- Born: Kumar Muthukumar 19 November 1982 Thoothukudi, Tamil Nadu, India
- Died: 29 January 2009 (aged 26) Chennai, Tamil Nadu, India
- Cause of death: Burns from self-immolation
- Occupations: Journalist, writer, Tamil activist
- Known for: Self-immolation for the Sri Lankan Tamil cause

= K. Muthukumar =

Indian journalist and activist

Kumar Muthukumar was an Indian journalist and activist based in the state of Tamil Nadu, who came into prominence when he immolated himself protesting against the brutal atrocities against the Sri Lankan Tamil people at the peak of civil war in the country. His death instantly triggered widespread strikes, demonstrations and public unrest in the state, most notably the manifestation of popular defiance of the Government of India ban against the Liberation Tigers of Tamil Eelam, which the people demonstrated carrying flags of Tamil Eelam, placards and images of the LTTE leader V. Prabhakaran in the funeral procession of Muthukumar. Subsequently, 6 more Tamils committed self-immolation in various parts of the globe including India, Malaysia and Switzerland.

==Death==
On 29 January 2009, Muthukumar doused himself with several litres of petrol, and set himself on fire opposite the state Congress headquarters in Shastri Bhavan, Chennai. Just before his death, he flung several copies of his eight-page note in which he protested the Indian government's war in Sri Lanka against the Tamils. With 95% burn injuries, he was rushed to the Kilpauk Medical College in a critical condition, with slim chances of survival. He succumbed within a short span of time.

Police officials later told media that Muthukumar had not experienced any fear or wavering; he had been resolute in his decision to sacrifice his life to highlight the need for a permanent ceasefire.

When a doctor had asked him why such an educated person like him committed self-immolation, he had replied that several thousands of more intelligent and educated Tamil people were dying in Eezham and that he intended to save thousands of lives by sacrificing himself.

Muthukumar's grandmother, who remains in his native place of Kulavai Nallur in Thoothukudi (Tuticorin), had made plans to get him married in the coming months. When she learned news of his self-immolation, she broke down and cried uncontrollably.

==Legacy==
His letter addressed to the youth moved many. Many took to the streets after his death. Over a hundred thousand people, including students belonging to various colleges in the state, cadres of several political parties, women organizations, mediapersons and members of the public participated in his funeral. Among those who attended were Vaiko, Thirumavalavan, Nedumaran, Seeman, S. Ramadoss, R.K. Selvamani and Bharathiraja. Mourners shouted fiery slogans and displayed the flag of Tamil Eelam and portraits of V. Prabhakaran.

All shops in the district had downed their shutters as a mark of solidarity. Members of the public welcomed the procession and saluted Muthukumar's sacrifice by lighting torches. Hoardings of Sonia Gandhi, Karunanidhi and Jayalalitha, leaders of the mainstream political parties in the state, were burnt. Students were undeterred by the deployment of a heavy police and paramilitary force by the state.

Slogans raised in the meeting were in support of a separate Tamil homeland, Eelam, and in praise of its national leader Prabhakaran and the Tamil Tigers. Following Muthukumar, 17 other youth from Tamil Nadu have burnt themselves for the same cause.
A statue was erected for him in Thanjavur.

==Reactions==

===State Government===
Even before the funeral procession entered the cremation ground, news reached the students that the ruling DMK Government had ordered indefinite closure of all colleges and hostels to clamp down protests. Furthermore the state used its police to take down names of protesting students, and lawyers who were engaged in boycott of court proceedings and active protests were brutally assaulted.

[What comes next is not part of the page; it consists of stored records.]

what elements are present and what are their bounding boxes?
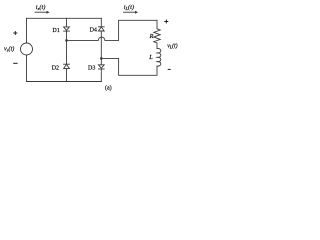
svg-text:D2: D2: [52, 66, 59, 72]
diode D3 symbol: [98, 65, 104, 69]
current arrow iL: [124, 11, 136, 13]
wire left branch middle: [66, 31, 68, 64]
junction node right (DC-): [100, 57, 103, 60]
wire bottom rail: [27, 81, 102, 83]
wire right branch upper: [100, 18, 102, 27]
diode D4 symbol: [98, 27, 104, 31]
wire negative output return: [101, 58, 157, 75]
label plus load: [164, 20, 168, 24]
label minus source: [13, 62, 17, 64]
label minus load: [168, 68, 171, 70]
label plus source: [13, 31, 17, 35]
wire right branch lower: [100, 69, 102, 82]
wire left branch lower: [66, 69, 68, 82]
svg-text:vs(t): vs(t): [4, 45, 14, 52]
svg-text:vL(t): vL(t): [167, 42, 177, 49]
source vs(t) circle: [21, 43, 33, 55]
diode D1 symbol: [64, 27, 70, 31]
junction node left (DC+): [65, 39, 68, 42]
current arrow is: [35, 11, 47, 13]
resistor R: [154, 20, 160, 48]
svg-text:is(t): is(t): [36, 4, 46, 11]
wire right branch middle: [100, 31, 102, 65]
svg-text:R: R: [149, 33, 154, 40]
svg-text:iL(t): iL(t): [124, 4, 134, 11]
wire top rail: [27, 17, 102, 19]
inductor L: [157, 48, 161, 66]
diode D2 symbol: [64, 64, 70, 68]
svg-text:L: L: [148, 54, 153, 61]
svg-text:D4: D4: [90, 27, 97, 33]
arrowhead iL: [135, 11, 138, 14]
arrowhead is: [47, 11, 50, 14]
wire source left vertical bottom: [26, 55, 28, 82]
svg-text:D3: D3: [88, 65, 95, 71]
wire left branch upper: [66, 18, 68, 27]
wire positive output with crossover hop: [67, 20, 158, 40]
svg-text:D1: D1: [52, 28, 59, 34]
wire source left vertical top: [26, 18, 28, 43]
svg-text:(a): (a): [105, 84, 112, 91]
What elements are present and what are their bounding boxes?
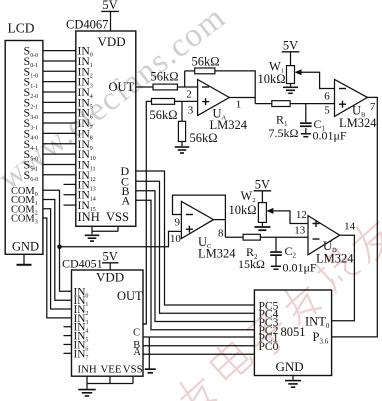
svg-text:W2: W2: [241, 189, 256, 204]
W1 wiper arrow: [295, 69, 302, 75]
svg-text:OUT: OUT: [109, 80, 135, 94]
wire W1 wiper to U_B pin6: [302, 72, 335, 88]
svg-text:VSS: VSS: [123, 363, 143, 375]
svg-text:PC0: PC0: [259, 341, 279, 353]
svg-text:LM324: LM324: [198, 247, 236, 261]
junction dot COM0 tap: [57, 245, 62, 250]
svg-text:LM324: LM324: [210, 118, 248, 132]
wire fb right to output node: [215, 71, 255, 104]
wire COM3 to CD4051 IN3: [43, 218, 72, 318]
svg-text:LCD: LCD: [8, 21, 35, 36]
ground C2: [275, 256, 277, 266]
svg-text:VSS: VSS: [106, 210, 129, 224]
wire COM0 tap to U_C pin10: [60, 231, 182, 246]
wire COM2 to CD4051 IN2: [43, 209, 72, 309]
wire D to 8051 PC5: [136, 171, 255, 305]
CD4051 IN0..IN7 labels: [74, 286, 89, 361]
wire R to U_A pin2: [177, 86, 197, 88]
svg-text:0.01μF: 0.01μF: [313, 128, 347, 142]
svg-text:GND: GND: [12, 239, 39, 253]
wire W2 wiper to U_D pin12: [273, 211, 308, 224]
wire COM0 to CD4051 IN0: [43, 190, 72, 291]
wire CD4051 OUT riser: [143, 101, 152, 324]
svg-text:VDD: VDD: [98, 34, 126, 49]
svg-text:COM3: COM3: [11, 214, 38, 226]
CD4051 block box: [72, 270, 144, 376]
wire R1 to U_B pin5: [290, 103, 334, 105]
svg-text:CD4051: CD4051: [62, 256, 103, 270]
ground select: [145, 368, 156, 370]
resistor R1 7.5k: [272, 101, 290, 107]
svg-text:VDD: VDD: [96, 270, 124, 285]
svg-text:GND: GND: [276, 359, 304, 374]
capacitor C2: [275, 237, 277, 251]
potentiometer W2: [258, 203, 266, 223]
wire select ground drop: [148, 337, 150, 368]
wire CD4067 OUT to R 56k: [136, 86, 153, 88]
resistor R2 15k: [243, 234, 260, 240]
op-amp U_A: [198, 80, 230, 116]
svg-text:5: 5: [324, 104, 330, 116]
svg-text:3: 3: [188, 105, 194, 117]
wire fb left seg: [185, 70, 195, 72]
wire A to 8051 PC2: [136, 200, 255, 329]
ground CD4051: [86, 384, 88, 389]
CD4067 IN13-IN15 stub wires: [64, 183, 76, 185]
wire U_C out to R2: [225, 236, 243, 238]
svg-text:56kΩ: 56kΩ: [150, 69, 178, 83]
CD4067 IN0..IN15 labels: [78, 45, 96, 214]
svg-text:LM324: LM324: [316, 252, 354, 266]
CD4051 bottom ground bus: [86, 376, 88, 383]
svg-text:5V: 5V: [102, 0, 117, 12]
svg-text:C2: C2: [285, 244, 297, 260]
wire CD4051 B to 8051 PC0: [143, 345, 254, 347]
CD4051 OUT stub: [143, 323, 146, 325]
svg-text:CD4067: CD4067: [66, 18, 108, 32]
op-amp U_B: [335, 79, 368, 116]
LCD ground symbol: [23, 254, 25, 264]
svg-text:5V: 5V: [255, 178, 270, 192]
wire U_D output to 8051 INT0: [332, 235, 355, 321]
svg-text:INT0: INT0: [305, 315, 330, 331]
LCD segment pin labels S0-0..S6-0: [24, 44, 39, 183]
wire COM1 to CD4051 IN1: [43, 200, 72, 301]
8051 block box: [254, 290, 331, 376]
svg-text:10kΩ: 10kΩ: [229, 203, 257, 217]
watermark www.elecfans.com: [0, 0, 233, 197]
ground below 56k resistor: [181, 142, 183, 147]
LCD block box: [5, 41, 43, 255]
LCD COM0-COM3 pin labels: [11, 186, 38, 226]
wire U_B output to 8051 P3.6: [332, 97, 378, 337]
potentiometer W1: [287, 66, 295, 84]
wire C to 8051 PC4: [136, 181, 255, 313]
wire U_A output: [229, 97, 255, 99]
wire U_C feedback loop: [173, 195, 226, 237]
svg-text:5V: 5V: [103, 250, 118, 264]
svg-text:7: 7: [370, 101, 376, 113]
wire B to 8051 PC3: [136, 191, 255, 322]
wire U_C output: [214, 219, 226, 221]
watermark dianzifashaoyou (pink): [170, 213, 382, 401]
svg-text:12: 12: [296, 209, 307, 221]
svg-text:56kΩ: 56kΩ: [191, 55, 219, 69]
wire CD4051 A to 8051: [143, 353, 254, 355]
ground 8051: [292, 376, 294, 380]
svg-text:C: C: [133, 328, 140, 339]
svg-text:14: 14: [344, 220, 356, 232]
capacitor C1: [305, 104, 307, 123]
W2 wiper arrow: [266, 208, 273, 214]
svg-text:10kΩ: 10kΩ: [258, 72, 286, 86]
svg-text:8: 8: [218, 227, 224, 239]
resistor 56k input1: [153, 84, 177, 90]
wire R to U_A pin3: [175, 100, 198, 102]
op-amp U_D: [308, 216, 340, 255]
wire R2 to U_D pin13: [260, 236, 308, 238]
8051 PC5..PC0 labels: [259, 300, 279, 353]
svg-text:15kΩ: 15kΩ: [238, 257, 265, 271]
svg-text:7.5kΩ: 7.5kΩ: [269, 126, 299, 140]
svg-text:A: A: [122, 194, 131, 208]
ground CD4067: [91, 231, 93, 234]
svg-text:5V: 5V: [283, 39, 298, 53]
op-amp U_C: [181, 201, 213, 238]
svg-text:2: 2: [186, 89, 192, 101]
svg-text:INH: INH: [78, 210, 100, 224]
wire CD4051 C to 8051 PC1: [143, 336, 254, 338]
wires S0-0..S6-0 to IN0..IN12: [43, 51, 76, 175]
wire to ground resistor: [181, 101, 183, 121]
CD4051 IN4..IN7 stub wires: [64, 326, 72, 328]
resistor 56k input2: [152, 99, 175, 105]
svg-text:10: 10: [170, 233, 182, 245]
ground C1: [305, 128, 307, 133]
svg-text:56kΩ: 56kΩ: [149, 108, 177, 122]
svg-text:56kΩ: 56kΩ: [190, 131, 218, 145]
svg-text:VEE: VEE: [101, 363, 122, 375]
svg-text:6: 6: [324, 90, 330, 102]
svg-text:13: 13: [294, 225, 306, 237]
svg-text:1: 1: [236, 99, 242, 111]
svg-text:A: A: [133, 347, 141, 358]
svg-text:LM324: LM324: [339, 116, 377, 130]
ground W2: [261, 222, 263, 226]
CD4067 INH VSS ground bus: [91, 226, 93, 231]
wire output node to R1: [255, 103, 272, 105]
svg-text:0.01μF: 0.01μF: [283, 260, 317, 274]
svg-text:OUT: OUT: [117, 289, 143, 303]
CD4067 block box: [76, 31, 136, 226]
svg-text:8051: 8051: [281, 325, 306, 339]
ground W1: [290, 84, 292, 87]
svg-text:P3.6: P3.6: [313, 330, 329, 346]
resistor 56k to ground: [178, 121, 185, 141]
svg-text:INH: INH: [78, 363, 97, 375]
resistor 56k feedback: [195, 68, 215, 74]
svg-text:9: 9: [175, 217, 181, 229]
wire feedback up: [184, 71, 186, 87]
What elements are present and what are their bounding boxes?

===Liberation Tigers of Tamil Eelam===
The LTTE political head Nadesan saluted Muthukumar's sacrifice and added that the Heroic Tamil Son Muthukumar would have a permanent place in the global Tamil history. The condolence message read as follows:

The LTTE salutes the sacrifice of Muthukumar, who carried the emotional message of the 70 million Tamil Nadu people against the genocidal war by the Sinhala chauvinism in Tamil Eelam

===Tamil National Alliance===
The Tamil National Alliance (TNA) offered its condolences and opined that the sacrifice which was made for the liberation of the Eelam Tamils must be esteemed forever by all Tamils. Tamil National Alliance MP Srikandha attended the funeral ceremony.

===Tamil diaspora===
Muthukumar's sacrifice became a symbol for many members of the diaspora, and by 14 February, at least 6 people had sacrificed their lives by self-immolation calling for a ceasefire and protecting the Tamils in the island.